Brisbane, Adelaide and Perth lead the profit pack

Brisbane emerged as the national leader in profitable resales, with an astonishing 99.7 per cent of properties resold for a gain.

Adelaide followed closely at 98.9 per cent, also snatching the title of highest median resale gain among capital cities with a figure of $385,000 - ending Sydney's decade-long streak. Perth rounded out the top three with 97.9 per cent of resales turning a profit.

Conversely, Darwin recorded the highest rate of loss-making resales at 26.2 per cent, though this marked a significant improvement of 240 basis points from the prior quarter.

Melbourne fared slightly better, with 11.3 per cent of sales ending in a loss, the highest figure recorded since the late 1990s apart from February's 12.0 per cent.

In Sydney, 92.3 per cent of resales were profitable, a modest decline from 92.5 per cent the previous quarter.

Canberra and Hobart both performed solidly, with 94.5 per cent of transactions delivering gains, though Hobart saw a slight dip from 95.3 per cent in the December quarter.

Houses outshine units for profitability

House resales outperformed units significantly, with 97.2 per cent of houses selling for more than their previous purchase price, compared to 90.1 per cent for units. The median profit from a house resale stood at $355,000, 73 per cent higher than the $205,000 median gain for units.

Units also made up a disproportionate share of the 5.1 per cent of loss-making sales, accounting for 62.6 per cent of them.

View.com.au finance expert Jessica Brady said of the report: "Of course, it would be easy to say you should always buy houses over apartments based on this data, but for many the price point for houses is out of their budget."

"It does however, mean people who are purchasing an apartment may need to assume a lower growth amount and be aware of oversupply issues that may see them with little to no growth over their ownership period."

More than one in four loss-making unit sales occurred in just four local government areas: Melbourne (Vic), Parramatta (NSW), Port Phillip (Vic), and Stonnington (Vic), suburbs where unit prices have grown by just 2.0 per cent on average over the past decade.

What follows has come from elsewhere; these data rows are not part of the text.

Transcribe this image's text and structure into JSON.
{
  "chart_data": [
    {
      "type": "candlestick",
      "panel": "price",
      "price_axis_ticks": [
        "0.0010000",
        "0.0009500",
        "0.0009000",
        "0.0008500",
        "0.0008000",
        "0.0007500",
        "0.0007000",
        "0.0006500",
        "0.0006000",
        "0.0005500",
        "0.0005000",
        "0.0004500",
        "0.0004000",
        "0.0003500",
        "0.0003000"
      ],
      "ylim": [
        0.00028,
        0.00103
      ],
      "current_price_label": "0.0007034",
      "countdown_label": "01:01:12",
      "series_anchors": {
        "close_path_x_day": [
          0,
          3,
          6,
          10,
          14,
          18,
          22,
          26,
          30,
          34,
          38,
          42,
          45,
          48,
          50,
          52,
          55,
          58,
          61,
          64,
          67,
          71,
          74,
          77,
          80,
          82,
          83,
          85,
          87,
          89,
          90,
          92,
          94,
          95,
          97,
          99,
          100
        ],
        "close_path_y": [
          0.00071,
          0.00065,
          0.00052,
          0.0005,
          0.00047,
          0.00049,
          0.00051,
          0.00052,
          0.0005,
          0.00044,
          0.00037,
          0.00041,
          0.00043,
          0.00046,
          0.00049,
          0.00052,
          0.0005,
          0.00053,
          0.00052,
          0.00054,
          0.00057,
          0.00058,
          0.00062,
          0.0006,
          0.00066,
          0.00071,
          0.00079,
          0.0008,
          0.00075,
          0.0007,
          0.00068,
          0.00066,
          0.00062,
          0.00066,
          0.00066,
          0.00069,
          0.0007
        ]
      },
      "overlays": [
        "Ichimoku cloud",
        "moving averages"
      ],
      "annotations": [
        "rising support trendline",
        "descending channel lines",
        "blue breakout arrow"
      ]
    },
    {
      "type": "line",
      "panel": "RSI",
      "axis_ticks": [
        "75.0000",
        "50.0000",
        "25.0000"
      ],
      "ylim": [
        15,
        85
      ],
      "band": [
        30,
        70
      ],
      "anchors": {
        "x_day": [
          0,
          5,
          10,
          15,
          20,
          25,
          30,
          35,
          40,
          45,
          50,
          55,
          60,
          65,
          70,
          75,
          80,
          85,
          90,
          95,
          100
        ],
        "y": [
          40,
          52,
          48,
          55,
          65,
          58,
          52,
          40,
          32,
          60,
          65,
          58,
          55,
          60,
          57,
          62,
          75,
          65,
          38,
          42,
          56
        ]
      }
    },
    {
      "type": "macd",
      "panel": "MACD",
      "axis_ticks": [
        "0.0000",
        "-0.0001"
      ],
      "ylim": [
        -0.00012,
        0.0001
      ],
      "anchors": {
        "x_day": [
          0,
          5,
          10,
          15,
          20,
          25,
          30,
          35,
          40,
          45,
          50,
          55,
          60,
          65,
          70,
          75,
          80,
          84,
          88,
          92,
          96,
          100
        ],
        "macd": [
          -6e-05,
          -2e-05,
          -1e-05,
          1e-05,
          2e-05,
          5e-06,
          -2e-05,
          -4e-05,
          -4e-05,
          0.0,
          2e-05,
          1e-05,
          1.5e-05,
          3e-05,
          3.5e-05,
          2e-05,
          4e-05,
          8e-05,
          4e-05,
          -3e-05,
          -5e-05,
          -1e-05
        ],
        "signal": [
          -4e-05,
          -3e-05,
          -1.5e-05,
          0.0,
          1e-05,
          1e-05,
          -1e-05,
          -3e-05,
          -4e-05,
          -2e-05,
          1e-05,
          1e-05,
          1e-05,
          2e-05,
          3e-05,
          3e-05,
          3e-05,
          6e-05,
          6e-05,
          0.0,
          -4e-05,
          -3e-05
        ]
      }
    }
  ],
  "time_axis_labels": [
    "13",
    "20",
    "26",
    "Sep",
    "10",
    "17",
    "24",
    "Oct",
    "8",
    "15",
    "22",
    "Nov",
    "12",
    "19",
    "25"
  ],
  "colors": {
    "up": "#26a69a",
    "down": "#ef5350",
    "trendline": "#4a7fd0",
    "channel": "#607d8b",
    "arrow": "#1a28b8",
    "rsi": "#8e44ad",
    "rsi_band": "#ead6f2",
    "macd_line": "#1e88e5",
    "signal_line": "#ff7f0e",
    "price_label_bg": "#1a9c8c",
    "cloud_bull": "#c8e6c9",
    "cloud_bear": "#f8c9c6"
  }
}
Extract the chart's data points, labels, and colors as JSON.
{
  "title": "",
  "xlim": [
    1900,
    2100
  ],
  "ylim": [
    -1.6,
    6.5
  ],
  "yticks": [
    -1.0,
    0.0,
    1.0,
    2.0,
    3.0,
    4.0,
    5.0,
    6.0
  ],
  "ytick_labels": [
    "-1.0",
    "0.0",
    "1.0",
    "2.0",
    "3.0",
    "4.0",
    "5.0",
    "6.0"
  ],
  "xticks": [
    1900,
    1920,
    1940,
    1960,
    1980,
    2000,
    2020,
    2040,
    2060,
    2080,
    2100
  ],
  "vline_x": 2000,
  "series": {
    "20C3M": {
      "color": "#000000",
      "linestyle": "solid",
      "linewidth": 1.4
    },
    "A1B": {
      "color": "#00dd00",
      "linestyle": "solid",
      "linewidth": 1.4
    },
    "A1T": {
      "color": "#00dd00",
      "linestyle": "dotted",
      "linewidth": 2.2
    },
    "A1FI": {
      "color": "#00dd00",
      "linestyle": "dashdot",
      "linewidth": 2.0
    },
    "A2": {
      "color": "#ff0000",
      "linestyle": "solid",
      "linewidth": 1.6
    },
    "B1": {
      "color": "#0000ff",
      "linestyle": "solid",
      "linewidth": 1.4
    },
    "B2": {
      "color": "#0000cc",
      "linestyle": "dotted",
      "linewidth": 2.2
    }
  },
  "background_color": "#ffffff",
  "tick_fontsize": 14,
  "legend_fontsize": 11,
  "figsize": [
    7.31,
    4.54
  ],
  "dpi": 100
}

Interestingly, the median loss for units ($44,000) was almost identical to that for houses ($45,000), reflecting perhaps more recent entry into the market for unit buyers.

Brady added: "New buyers are likely to be grateful that the growth of apartments has been considerably less than houses, as it means they may have a shot at getting in. But it's a double edge sword - because once you're in, you probably want the value to grow, so your equity isn't built by mortgage repayments alone"

Short-term sales on the rise

The median hold period for resold properties remained steady at 8.8 years, but there was a slight uptick in short-term sales. Properties held between two and four years accounted for 15.6 per cent of all transactions.

"These short-term sales may reflect fixed-term borrowers exiting during a rising interest rate environment," Owen noted, adding that this group experienced a higher rate of losses due to the price softness following rate hikes in 2022.

Despite a marginal drop in overall resale profits, the combined gross profit from resales in the March quarter totalled $31.7 billion, up from $30.2 billion a year earlier.

Meanwhile, total resale losses shrank to $258 million, down from $298 million the previous quarter.

With rate cuts already stimulating demand and home values climbing 1.3 per cent in the three months to May, market conditions suggest a rebound in profitability is on the horizon for Australian property sellers.